Kemalizm'in fikir mimarı olarak Tekinalp yahut Bay Kohen



Moiz Kohen

"Osmanlı denen şey, Türk'ü nesiller boyu köleleştiren bir hâkimiyettir...

 1920'lerin sonundan 30'ların ortalarına doğru Kemalizm'i bir dünya görüşü olarak benimseyen, Türkçülük ideolojisine inanan ve o günlerin "disiplin, terbiye ve şef söylemleri” ile barışık bir aktör dikkatimizi çeker: Selanik doğumlu, avukat ve muharrir Munis Tekinalp. Bir Osmanlı Yahudi'si olarak 1883'te Serez'de doğmuş, 1961 'de Fransa'nın Nice şehrinde ölmüş Tekinalp'in asıl adı Moiz Kohen olup, Cumhuriyet döneminde Munis Tekinalp adını kullanmıştır. Tekinalp, 1908'de İttihat ve Terakki üyesi, 1909'da Hamburg'da Dünya Siyonist Kongresi'nde Selanik delegesi, Türkleştirme (1928), Kemalizm (1936) ve Türk Ruhu (1944) kitaplarının yazarıdır. Tekinalp hakkında 1984 tarihli M. Landau'nun bir kitabı ve Liz Behmoaras'ın 2005 yılında yazdığı biyografik bir romanı bulunmaktadır. Bunun dlşında hakkında yazılmış makale ve eserler oldukça sınırlıdır. Ocak ayında Rıfat Bali'nin Libra'dan Bir Günah Keçisi: Munis Tekinalp isimli 3 ciltlik bir eseri yayınlandı. Bali, Tekinalp'in Kemalizm, Türkleştirme gibi kitaplarından ve bu çerçevedeki tartışmalardan tanındığının, hâlbuki onun şehircilik, iktisat ve sosyoloji gibi konularda da kayda değer bir birikimi olduğunun altını çizerek bu 3 cildin içinde yazarın hem günlüklerini, hem de çeşitli konulardaki makalelerini yayınlıyor. Ciddi ve titiz bir arşiv çalışmasına dayanan 3. cilt ile Tekinalp'in biri Fransızca, diğeri Osmanlıca olmak üzere iki günlüğünün yayınlandığı 2. cilt bizzat yazarın halet-i ruhiyesine aracısız ulaşma imkânı sağladığı için bugüne kadarki Tekinalp tartışmalarına da yeni bir boyut getirmesi kaçınılmaz. Metne, Bali'nin titiz, yol gösteren, belgeleyen fakat mesafeli üslubu hâkim. Dikkatle seçilmiş yazılar, titizlikle kondurulmuş dipnotlar, atlanmayan ayrıntılar ve konuşan belgeler... Ancak Tekinalp'in günümüzde ve yakın geçmişte nasıl algılandığı konusuna değindiği ilk cildin son bölümünde Bali'nin alışık olduğumuz, satır aralarında hissedilmeyen üslubu yerini suçlayıcı ve kızgın bir tona bırakıyor. Zira ilk iki bölümde "Bırakın belgeler konuşsun!” diyen yazar, bir anda A'il B'li C'li kategorilerle karşımıza çıkıveriyor.

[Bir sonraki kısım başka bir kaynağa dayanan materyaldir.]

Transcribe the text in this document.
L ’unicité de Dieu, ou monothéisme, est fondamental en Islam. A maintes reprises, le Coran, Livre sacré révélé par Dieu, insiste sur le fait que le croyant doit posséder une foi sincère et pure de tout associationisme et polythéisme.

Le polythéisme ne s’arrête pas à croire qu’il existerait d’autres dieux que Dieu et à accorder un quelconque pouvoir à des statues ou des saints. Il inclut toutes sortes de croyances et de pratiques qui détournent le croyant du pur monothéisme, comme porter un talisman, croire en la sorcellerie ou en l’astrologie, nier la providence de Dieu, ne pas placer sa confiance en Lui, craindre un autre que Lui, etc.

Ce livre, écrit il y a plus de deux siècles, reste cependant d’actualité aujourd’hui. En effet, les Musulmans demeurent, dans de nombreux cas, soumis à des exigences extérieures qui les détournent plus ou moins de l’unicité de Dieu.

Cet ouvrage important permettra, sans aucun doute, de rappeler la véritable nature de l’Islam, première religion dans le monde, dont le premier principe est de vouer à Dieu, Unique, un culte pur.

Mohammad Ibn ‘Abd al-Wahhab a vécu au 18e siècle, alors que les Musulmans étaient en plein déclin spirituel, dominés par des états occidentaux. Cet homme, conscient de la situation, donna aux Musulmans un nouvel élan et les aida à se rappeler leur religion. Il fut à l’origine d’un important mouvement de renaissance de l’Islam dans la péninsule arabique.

Tekinalp, "bir dönme ideolojisi olan Kemalizm”in mimarı mı?

Rıfat Bali'nin temel tezine göre; İslamcılar/ sağcılar, Kemalizm'le olan problemlerini 5816 sayılı "Atatürk Aleyhine İşlenen Suçlar Hakkındaki Kanun” yüzünden açıkça ifade edemedikleri için Tekinalp'i bir "günah keçisi” olarak hedef seçiyorlar. Bu çerçevede Kemalizm'in bir dönme ideolojisi olduğuna inanmakta ve bütün bunların mimarı olarak Tekinalp'i görmektedirler. Ayrıca İslamcı/sağcı kesim Tekinalp'i, Semitizm ve Yahudi nefretini açığa vurmak için bir araç olarak da görmekte. Bu çerçevede Bali'ye göre İslamcı/ sağcı çevreler ırkçı, kendinden başkasını kabullenmeyen, cahil, gülünç, saçmalık dolu tezler ve yanılsamalar üretiyorlar. Bali elbette bu söylediklerine emsal teşkil edebilecek örnekleri de sunuyor. Lakin Bali'nin gösterdiği örnekler üzerinden bu derece genellemeci bir sağcı/islamcı kesim analizi yapması adeta bir hesaplaşma. Verilen birkaç örnekle bu kadar homojenleştirici bir okuma yapmak yerinde midir? Mesela sık sık alıntılanan Mehmet Şevket Eygi bütün İslamcıların temsilcisi midir? Bali'nin de belirttiği gibi İslamcıların bir Kemalizm karşıtlığı olduğu aşikârdır. Ayrıca yakın tarihte yeşerip de küllenmemiş bir İsrail karşıtlığı da bulunmaktadır. Ama İslamcıların birinden salt Yahudi olduğu için nefret ettiğini söylemek pek hakkaniyetli olmaz. Peki, İslamcıların Tekinalp nefreti, Yahudi olduğu için mi, Kemalist olduğundan mı, yoksa Tekinalp hakikaten sadece öfke kanalize edilen bir günah keçisi mi? Tekinalp, Yahudilerin intibak meselesinde Emanuel Karasu gibi diğer Yahudilerden farklı olarak Türkleştirilmeyi savunmuş ve Kemalist Yahudi kimliğini oluşturacak bir formülden bahsetmiştir. Kemalizm kitabında da anlattığı gibi Tekinalp'e göre bu yeni ideoloji, yeni bir devlet ve yeni bir Türk'ü yaratmayı amaçlayan, geçmişten kopuşu temsil eden bir ideolojidir ve hem Osmanlı'dan Türk'e dönen, hem de Yahudi'yken Türkleşmesi gerekenler için ortak bir paydadır. Atalar ruhuna geri dönüşü simgeleyen ama aynı zamanda laik bir düzen getirmeyi ilan eden Kemalizm, Tekinalp için yeni bir Yahudi kimliği inşasında hatırı sayılır bir ideolojidir. Tekinalp'in farklı dinden ve ırktan gelen Yahudilerin ve Türklerin ortak bir ülküde ve kimlikte buluşabileceğine inanmasının tek koşulu vardır: Laiklik. İşte bu sebeplerle laik bir sistemin coşkulu savunucularından biri olması İslamcılar tarafından ilk şerh düşülecek noktalardan biridir. 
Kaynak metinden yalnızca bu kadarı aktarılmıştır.